2 MAY 1987, Page 41

High life

Table manners


If you think comedy is dead, you should have been with me in Washington DC for the White House correspondents' dinner last week. Seeing Ronald Reagan giving an award to Bob Woodward for 'investigating situations of national significance where the public interest is being ill served' had me literally holding my side in case of cramp. But perhaps I should have been crying. Woodward and the Washington Post have tried harder than anyone else this side of Pravda to discredit the Reagan administration, and watching Reagan praise their political hatchet-jobs by calling them public interest was on a par with the Soviet KGB-spokesman who compared the Gulag with a ski resort.

Nancy Reagan was quite funny, too. Her fixed smile and glazed look give her an Alexis Carrington look, fuelling the rumours that she's one tough cookie, firing and hiring people in the name of hubbie- protection. But such are the joys of Washington, where everyone reveres pow- er, and where everyone is interested in pursuing self-interest under the guise of serving the national interest.

The dinner is an annual event, and as the boot-licking society gossip columnist Suzy would say, everyone who is anyone was there. My host was Arnaud de Borchgrave, the editor of the Washington Times, the newspaper one needs to read if one wishes to know the truth, rather than the pro- Castro and pro-Sandinista crap published by the Post. Arnaud has been a close friend for over 20 years, but when it comes to dinners he trusts me as far as I trust the Israeli secret services. He had placed me between Supreme Court Justice Antonin Scalia and National Security Adviser Frank Carlucci. And although both gentlemen's ancestors came from the land of Sophia Loren, they both acted as if they were Greta Garbo, i.e., they didn't spill a single bean, which made leaky Greeky very frustrated. Mind you, they were both very charming and friendly, as Italians tend to be, especially Judge Scalia, who listened intently while I regaled him with stories of the rough treatment I have received at the hands of English justice. (In fact he laughed like hell when I described what Richard Hartley looks like).
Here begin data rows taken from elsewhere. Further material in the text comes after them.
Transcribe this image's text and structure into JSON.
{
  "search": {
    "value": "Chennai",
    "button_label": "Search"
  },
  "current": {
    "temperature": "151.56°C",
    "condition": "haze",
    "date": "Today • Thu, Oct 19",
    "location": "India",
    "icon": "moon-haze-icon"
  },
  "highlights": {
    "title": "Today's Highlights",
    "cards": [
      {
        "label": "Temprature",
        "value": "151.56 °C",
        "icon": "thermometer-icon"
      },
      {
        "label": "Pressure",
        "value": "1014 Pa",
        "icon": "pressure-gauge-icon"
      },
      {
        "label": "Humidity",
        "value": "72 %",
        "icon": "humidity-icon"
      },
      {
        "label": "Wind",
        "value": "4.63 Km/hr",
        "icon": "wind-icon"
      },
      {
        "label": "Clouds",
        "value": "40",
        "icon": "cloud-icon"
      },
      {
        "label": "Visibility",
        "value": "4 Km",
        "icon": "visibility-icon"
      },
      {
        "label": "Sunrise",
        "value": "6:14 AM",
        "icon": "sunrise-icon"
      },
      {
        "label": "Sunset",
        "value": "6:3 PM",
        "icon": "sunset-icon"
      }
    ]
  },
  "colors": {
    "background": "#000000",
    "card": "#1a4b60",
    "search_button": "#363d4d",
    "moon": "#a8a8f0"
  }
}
Throughout the dinner, I could see Arnaud watching me and straining to hear what I was saying. I also noticed his permanent sun-tan fade a bit when he heard the word Pentonville, and saw it disappear completely when the Secretary of Defence, Cap Weinberger, sat down to speak with Scalia but got a monologue from Taki instead. Our conversation went something like this: 'Mr Secretary, may I convey to you Mr Andreas Papandreou's best regards and fervent wishes that you stop tilting toward the Turks.' I'm sorry, what was your name again, and what is your position?' I am the personal envoy of the Greek prime minister to this dinner.' I see, well, are you at least enjoying it?'

As Weinberger was about to jump up and leave, I did manage to tell him that I would be enjoying it much more if I was eating a well-done Papandreou, rather than the excellent steak that I was. That got a very wide smile from Cap, and we parted friends. Borchgrave's tan came back, too.
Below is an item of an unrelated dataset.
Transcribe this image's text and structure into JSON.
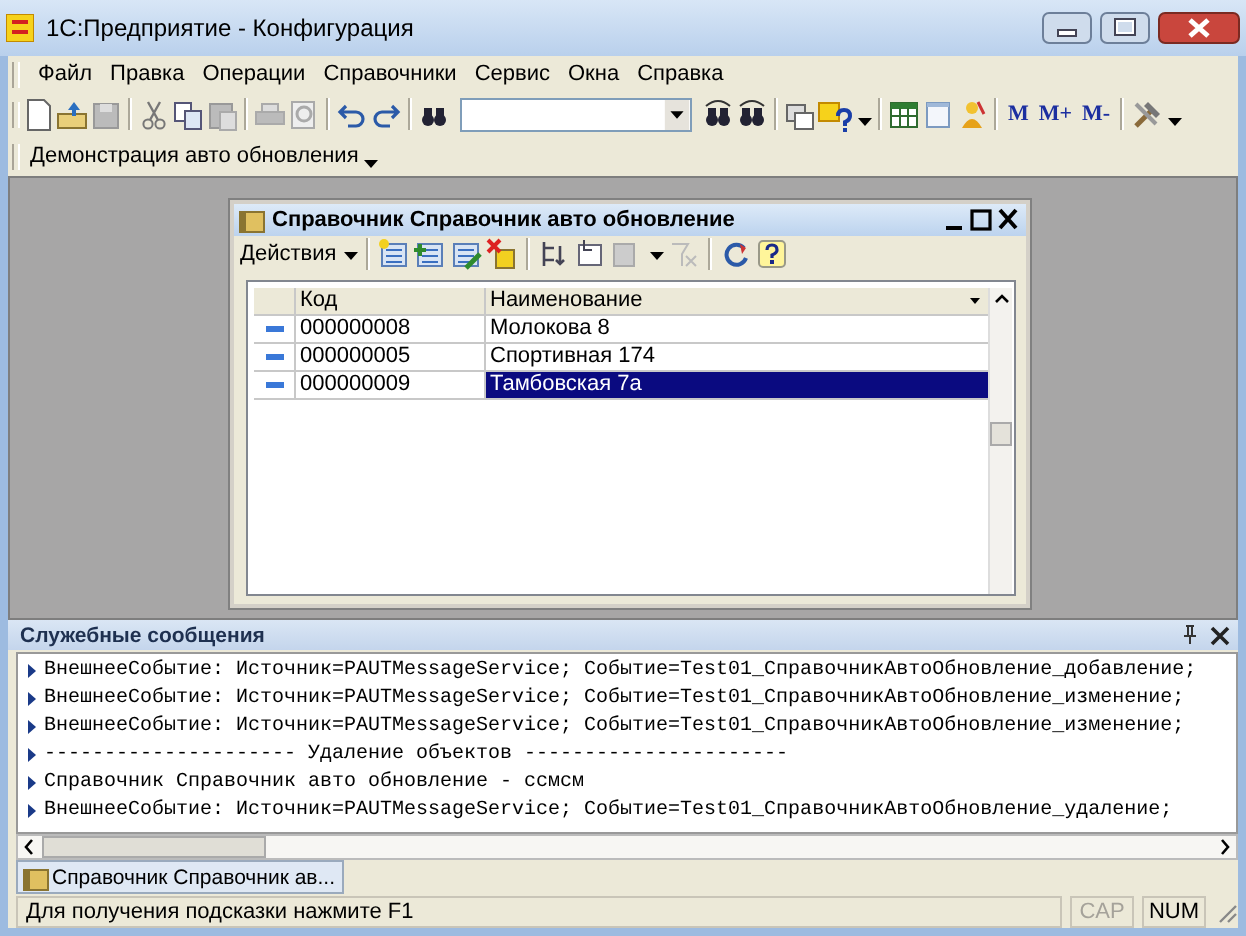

Watching the Washington establishment — or the Congressional/bureaucratic/ special-interest axis, as Richard Viguerie calls it — is more fun than I expected. First of all, people are extremely polite to each other, as no one knows for sure who is in and for how long, and when will the outs come back in. Although I got very drunk for a change, I don't think I got the kind of looks I'm used to getting in New York, where people are simply getting rather tired of my incapability to speak late at night, as well as by my insistence on doing so. I imagine Washingtonians mistook me for a Kennedy, or even Henry Fairlie. The best surprise, however, was when I found the ex-sainted editor of the Spectator with his arms wrapped around the beautiful Fawn Hall, 011ie North's girl Friday. There were 1,000 hacks trying to get to her, and she chose my friend Alexander. When I congratulated him from afar by clasping my two hands in the manner of a boxer, he yelled, 'Susie is in New York'.